I left Luang Prabang to drive back down to Vientiane as I'd be teaching yoga for a week at the Vientiane Yoga studio. Unfortunately for my teaching, another guest teacher with more priority happened to be in town, but I was warned that this may be the case. I taught class every day at 7am but no one showed up. Toni, the other teacher did give me one of her classes to teach and it was a nice one. More importantly though I was blessed with the gift of new friendship. Marnie, the owner of the studio was a gracious host and friend. She put me up for the whole week gratis and shared with me much of her knowledge of Vientiane (she's lived there for over a decade) and also introduced me to many movies and shows I'd never have known about because they were Australian. (I know, who knew the Aussies had TV. hehe)
The week was very relaxing and restorative for me. I practiced yoga every morning to dvd's to remind myself of practices and forms long forgotten. I read everyday and also did my fair share of sleeping. I turned 31 on a beautiful friday and celebrated by practicing yoga and then basically doing nothing else but sleeping... I guess it's a good way to ease into the old age.

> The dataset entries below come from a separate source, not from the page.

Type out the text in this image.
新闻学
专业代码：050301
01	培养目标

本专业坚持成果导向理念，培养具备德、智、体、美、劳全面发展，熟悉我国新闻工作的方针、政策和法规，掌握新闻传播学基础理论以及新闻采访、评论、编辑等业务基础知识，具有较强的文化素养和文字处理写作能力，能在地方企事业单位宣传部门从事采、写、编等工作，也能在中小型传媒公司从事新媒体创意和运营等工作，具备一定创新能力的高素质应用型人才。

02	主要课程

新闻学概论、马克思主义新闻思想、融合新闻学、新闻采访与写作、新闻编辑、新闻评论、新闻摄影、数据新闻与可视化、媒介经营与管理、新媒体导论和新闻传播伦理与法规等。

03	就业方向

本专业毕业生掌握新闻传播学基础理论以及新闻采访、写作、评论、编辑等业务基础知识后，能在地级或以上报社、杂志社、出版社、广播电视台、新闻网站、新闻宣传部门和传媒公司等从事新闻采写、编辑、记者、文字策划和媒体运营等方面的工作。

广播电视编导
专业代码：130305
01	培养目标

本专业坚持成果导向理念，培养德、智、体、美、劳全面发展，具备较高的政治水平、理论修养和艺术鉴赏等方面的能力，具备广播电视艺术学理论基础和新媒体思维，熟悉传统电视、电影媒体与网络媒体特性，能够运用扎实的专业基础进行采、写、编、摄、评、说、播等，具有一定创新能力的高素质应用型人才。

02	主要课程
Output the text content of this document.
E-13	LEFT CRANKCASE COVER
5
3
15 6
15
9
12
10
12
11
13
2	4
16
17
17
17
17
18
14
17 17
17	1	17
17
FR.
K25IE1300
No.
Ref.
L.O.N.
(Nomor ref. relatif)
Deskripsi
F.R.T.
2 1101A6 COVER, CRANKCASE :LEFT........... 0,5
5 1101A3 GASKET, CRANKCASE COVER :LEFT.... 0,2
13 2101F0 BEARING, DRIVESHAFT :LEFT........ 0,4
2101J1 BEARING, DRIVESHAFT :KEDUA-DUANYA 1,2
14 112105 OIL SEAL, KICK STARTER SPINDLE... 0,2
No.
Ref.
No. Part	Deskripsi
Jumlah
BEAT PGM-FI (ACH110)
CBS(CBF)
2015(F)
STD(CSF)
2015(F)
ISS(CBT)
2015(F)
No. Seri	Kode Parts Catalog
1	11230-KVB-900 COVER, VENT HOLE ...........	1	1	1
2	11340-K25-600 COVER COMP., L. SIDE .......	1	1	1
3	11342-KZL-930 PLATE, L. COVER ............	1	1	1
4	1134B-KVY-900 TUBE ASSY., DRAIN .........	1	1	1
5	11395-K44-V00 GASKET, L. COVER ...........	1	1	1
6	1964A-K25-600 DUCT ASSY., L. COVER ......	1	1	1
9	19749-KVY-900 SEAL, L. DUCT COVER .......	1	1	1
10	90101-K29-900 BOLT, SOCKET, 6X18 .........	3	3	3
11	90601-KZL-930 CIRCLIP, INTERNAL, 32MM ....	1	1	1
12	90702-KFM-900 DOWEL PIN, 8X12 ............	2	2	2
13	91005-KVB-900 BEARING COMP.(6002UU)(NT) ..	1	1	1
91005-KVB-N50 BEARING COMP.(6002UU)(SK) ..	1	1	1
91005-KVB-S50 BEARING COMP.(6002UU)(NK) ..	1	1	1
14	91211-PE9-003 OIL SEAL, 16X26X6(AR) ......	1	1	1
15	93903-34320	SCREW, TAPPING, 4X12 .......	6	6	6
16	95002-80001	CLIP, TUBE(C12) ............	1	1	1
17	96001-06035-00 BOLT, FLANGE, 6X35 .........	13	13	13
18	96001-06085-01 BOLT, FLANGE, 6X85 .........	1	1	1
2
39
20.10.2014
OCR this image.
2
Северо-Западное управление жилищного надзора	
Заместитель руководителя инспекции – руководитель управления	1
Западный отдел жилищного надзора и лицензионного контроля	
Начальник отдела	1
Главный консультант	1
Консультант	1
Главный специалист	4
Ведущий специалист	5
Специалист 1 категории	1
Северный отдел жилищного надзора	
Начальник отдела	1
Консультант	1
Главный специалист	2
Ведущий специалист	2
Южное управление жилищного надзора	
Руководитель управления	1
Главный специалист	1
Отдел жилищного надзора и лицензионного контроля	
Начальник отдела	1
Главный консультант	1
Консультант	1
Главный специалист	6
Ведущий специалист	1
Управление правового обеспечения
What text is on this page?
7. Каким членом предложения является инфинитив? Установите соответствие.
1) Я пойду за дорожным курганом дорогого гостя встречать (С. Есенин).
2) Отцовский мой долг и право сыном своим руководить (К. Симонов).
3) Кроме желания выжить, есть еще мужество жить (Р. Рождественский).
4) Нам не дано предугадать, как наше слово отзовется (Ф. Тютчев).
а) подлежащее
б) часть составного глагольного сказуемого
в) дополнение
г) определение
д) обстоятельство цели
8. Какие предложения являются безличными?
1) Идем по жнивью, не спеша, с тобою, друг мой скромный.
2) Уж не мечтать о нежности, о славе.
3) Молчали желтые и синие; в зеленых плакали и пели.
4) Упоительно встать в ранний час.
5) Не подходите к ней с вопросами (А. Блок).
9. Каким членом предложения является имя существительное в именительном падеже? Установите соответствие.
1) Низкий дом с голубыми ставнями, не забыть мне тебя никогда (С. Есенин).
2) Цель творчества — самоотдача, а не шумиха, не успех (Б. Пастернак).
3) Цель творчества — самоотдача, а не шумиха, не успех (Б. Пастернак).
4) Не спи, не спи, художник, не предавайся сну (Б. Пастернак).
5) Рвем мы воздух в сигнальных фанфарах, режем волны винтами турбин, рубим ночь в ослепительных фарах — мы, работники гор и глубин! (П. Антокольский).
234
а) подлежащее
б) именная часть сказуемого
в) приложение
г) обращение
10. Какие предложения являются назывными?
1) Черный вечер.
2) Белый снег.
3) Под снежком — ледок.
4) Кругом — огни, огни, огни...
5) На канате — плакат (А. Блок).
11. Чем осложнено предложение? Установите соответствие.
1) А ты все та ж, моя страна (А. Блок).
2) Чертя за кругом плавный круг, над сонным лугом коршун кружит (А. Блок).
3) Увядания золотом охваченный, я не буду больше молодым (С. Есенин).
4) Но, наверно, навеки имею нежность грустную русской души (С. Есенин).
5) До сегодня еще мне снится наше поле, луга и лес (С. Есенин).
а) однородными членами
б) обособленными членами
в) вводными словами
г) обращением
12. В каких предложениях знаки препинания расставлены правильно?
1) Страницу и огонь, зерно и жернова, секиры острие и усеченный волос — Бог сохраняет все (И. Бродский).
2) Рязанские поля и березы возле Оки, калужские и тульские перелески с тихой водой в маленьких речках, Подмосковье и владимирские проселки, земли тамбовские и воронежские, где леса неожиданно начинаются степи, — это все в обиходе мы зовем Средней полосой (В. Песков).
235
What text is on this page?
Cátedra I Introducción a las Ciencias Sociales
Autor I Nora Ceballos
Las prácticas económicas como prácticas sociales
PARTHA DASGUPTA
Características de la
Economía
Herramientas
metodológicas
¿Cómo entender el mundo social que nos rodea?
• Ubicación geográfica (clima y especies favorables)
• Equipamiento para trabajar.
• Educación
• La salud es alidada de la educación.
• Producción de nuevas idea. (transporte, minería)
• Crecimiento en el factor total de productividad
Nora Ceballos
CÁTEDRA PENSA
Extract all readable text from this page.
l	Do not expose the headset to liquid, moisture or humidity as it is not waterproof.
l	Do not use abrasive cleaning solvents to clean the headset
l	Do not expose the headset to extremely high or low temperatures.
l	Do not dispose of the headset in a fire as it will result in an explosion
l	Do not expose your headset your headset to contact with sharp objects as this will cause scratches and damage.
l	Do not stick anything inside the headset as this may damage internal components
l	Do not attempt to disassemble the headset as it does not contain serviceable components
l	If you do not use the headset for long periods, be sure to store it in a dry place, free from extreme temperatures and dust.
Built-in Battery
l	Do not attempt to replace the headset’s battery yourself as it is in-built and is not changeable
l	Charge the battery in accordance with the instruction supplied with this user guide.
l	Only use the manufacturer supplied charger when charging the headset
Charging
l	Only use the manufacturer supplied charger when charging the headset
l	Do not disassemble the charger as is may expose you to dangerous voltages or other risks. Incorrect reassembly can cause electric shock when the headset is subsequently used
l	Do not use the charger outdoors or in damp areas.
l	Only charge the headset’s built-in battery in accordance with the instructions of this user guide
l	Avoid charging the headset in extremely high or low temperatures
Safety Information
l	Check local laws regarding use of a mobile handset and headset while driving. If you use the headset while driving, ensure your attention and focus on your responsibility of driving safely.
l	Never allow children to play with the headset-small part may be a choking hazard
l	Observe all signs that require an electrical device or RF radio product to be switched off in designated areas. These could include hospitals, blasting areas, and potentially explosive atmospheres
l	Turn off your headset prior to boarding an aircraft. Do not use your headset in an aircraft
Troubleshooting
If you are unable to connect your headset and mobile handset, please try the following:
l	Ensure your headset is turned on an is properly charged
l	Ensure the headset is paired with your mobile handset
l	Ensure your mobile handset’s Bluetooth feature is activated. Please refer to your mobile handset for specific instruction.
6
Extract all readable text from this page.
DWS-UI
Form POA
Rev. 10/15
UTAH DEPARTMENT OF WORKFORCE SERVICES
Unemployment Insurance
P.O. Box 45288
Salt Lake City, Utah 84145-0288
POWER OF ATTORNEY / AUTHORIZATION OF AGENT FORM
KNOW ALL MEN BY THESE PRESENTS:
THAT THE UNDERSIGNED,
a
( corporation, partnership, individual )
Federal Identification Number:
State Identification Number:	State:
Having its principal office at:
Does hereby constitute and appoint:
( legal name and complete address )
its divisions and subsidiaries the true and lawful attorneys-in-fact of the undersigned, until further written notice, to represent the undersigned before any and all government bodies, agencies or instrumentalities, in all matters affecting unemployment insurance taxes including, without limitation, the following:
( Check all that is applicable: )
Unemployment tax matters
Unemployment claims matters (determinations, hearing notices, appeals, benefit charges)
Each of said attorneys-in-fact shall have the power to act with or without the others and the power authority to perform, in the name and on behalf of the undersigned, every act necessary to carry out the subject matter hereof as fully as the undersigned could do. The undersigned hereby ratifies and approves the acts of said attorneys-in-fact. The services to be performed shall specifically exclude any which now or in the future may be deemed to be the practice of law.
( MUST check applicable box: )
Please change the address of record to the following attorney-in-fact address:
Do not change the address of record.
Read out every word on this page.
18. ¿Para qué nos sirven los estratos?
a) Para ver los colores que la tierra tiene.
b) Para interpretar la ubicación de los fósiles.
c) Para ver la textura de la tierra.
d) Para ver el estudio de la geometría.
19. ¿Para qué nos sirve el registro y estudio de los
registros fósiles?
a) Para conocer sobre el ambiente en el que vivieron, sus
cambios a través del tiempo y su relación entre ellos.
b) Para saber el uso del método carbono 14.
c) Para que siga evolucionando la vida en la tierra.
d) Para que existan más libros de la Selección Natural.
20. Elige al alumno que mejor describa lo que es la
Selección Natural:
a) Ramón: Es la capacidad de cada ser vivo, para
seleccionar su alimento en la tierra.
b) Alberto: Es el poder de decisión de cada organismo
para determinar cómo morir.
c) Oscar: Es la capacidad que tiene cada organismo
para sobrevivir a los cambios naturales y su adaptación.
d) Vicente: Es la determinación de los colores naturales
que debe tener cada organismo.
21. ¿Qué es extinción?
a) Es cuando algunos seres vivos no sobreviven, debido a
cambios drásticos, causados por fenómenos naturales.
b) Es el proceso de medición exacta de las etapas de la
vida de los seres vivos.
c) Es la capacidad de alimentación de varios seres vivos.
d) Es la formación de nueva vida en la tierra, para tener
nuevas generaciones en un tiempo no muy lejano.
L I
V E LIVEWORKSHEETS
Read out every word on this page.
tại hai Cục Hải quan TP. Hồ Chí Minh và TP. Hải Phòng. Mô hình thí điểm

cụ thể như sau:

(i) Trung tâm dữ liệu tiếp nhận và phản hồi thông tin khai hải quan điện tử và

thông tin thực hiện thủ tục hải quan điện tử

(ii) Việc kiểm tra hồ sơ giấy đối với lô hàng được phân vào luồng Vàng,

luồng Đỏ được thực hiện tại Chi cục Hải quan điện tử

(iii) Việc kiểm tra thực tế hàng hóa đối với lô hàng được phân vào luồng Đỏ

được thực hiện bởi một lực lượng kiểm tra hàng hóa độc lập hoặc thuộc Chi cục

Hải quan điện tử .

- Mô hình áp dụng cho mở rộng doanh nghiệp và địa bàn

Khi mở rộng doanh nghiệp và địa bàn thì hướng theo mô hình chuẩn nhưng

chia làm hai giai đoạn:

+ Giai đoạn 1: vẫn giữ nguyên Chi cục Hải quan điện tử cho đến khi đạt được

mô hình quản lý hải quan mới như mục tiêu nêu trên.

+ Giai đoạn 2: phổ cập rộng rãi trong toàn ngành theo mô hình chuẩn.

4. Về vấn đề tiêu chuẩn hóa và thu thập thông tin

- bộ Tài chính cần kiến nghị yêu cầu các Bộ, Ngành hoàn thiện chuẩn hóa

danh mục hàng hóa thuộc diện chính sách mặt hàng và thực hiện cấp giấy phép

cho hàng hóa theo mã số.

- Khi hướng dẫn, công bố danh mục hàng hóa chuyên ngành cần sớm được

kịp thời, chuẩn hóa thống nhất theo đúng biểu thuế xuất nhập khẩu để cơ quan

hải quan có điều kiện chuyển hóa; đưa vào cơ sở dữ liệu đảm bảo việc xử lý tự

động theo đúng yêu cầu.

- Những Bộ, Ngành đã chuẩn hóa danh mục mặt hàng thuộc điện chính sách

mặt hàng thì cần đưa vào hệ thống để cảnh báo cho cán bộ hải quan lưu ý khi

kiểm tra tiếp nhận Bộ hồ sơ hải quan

Besides all this, I also took a little day trip over the Friendship Bridge to Thailand to get a new visa as mine was running out. Already a month in Laos, can you believe it? Another place I planned to stay less time in and have stayed much longer in. I wasn't sure how easy it'd be to cross the bridge via motorbike as I've read it's not allowed, also I was never given the correct permits to bring my bike into the country. Long story short, I bounced around offices at the border to get permission to bring my bike back into Lao and I crossed over to Thailand. In Thailand I hopped from window to window and got my free stamps to which I then crossed back into Lao. I never declared my bike in Thailand as I was afraid I'd have to pay even though I was just there for about 20 minutes. Instead, I drove over a curb and zoomed out of the country, crossing the Mekong again.
This time in Vientiane I liked it much more than the first time around. I think it was here I figured the secret of Lao out. "If you come to Lao looking to do something, you won't like it. But if you come to Lao looking for nothing, you'll find it." It's not that Lao has nothing to do, quite the contrary. But so many countries in SEA (south east Asia) have all these "must-do" things that people come in for a week or so to do and then leave. Lao is more about relaxing, taking things slow and enjoying life.
So with that in mind, I'm signing off to enjoy some life here in Lao.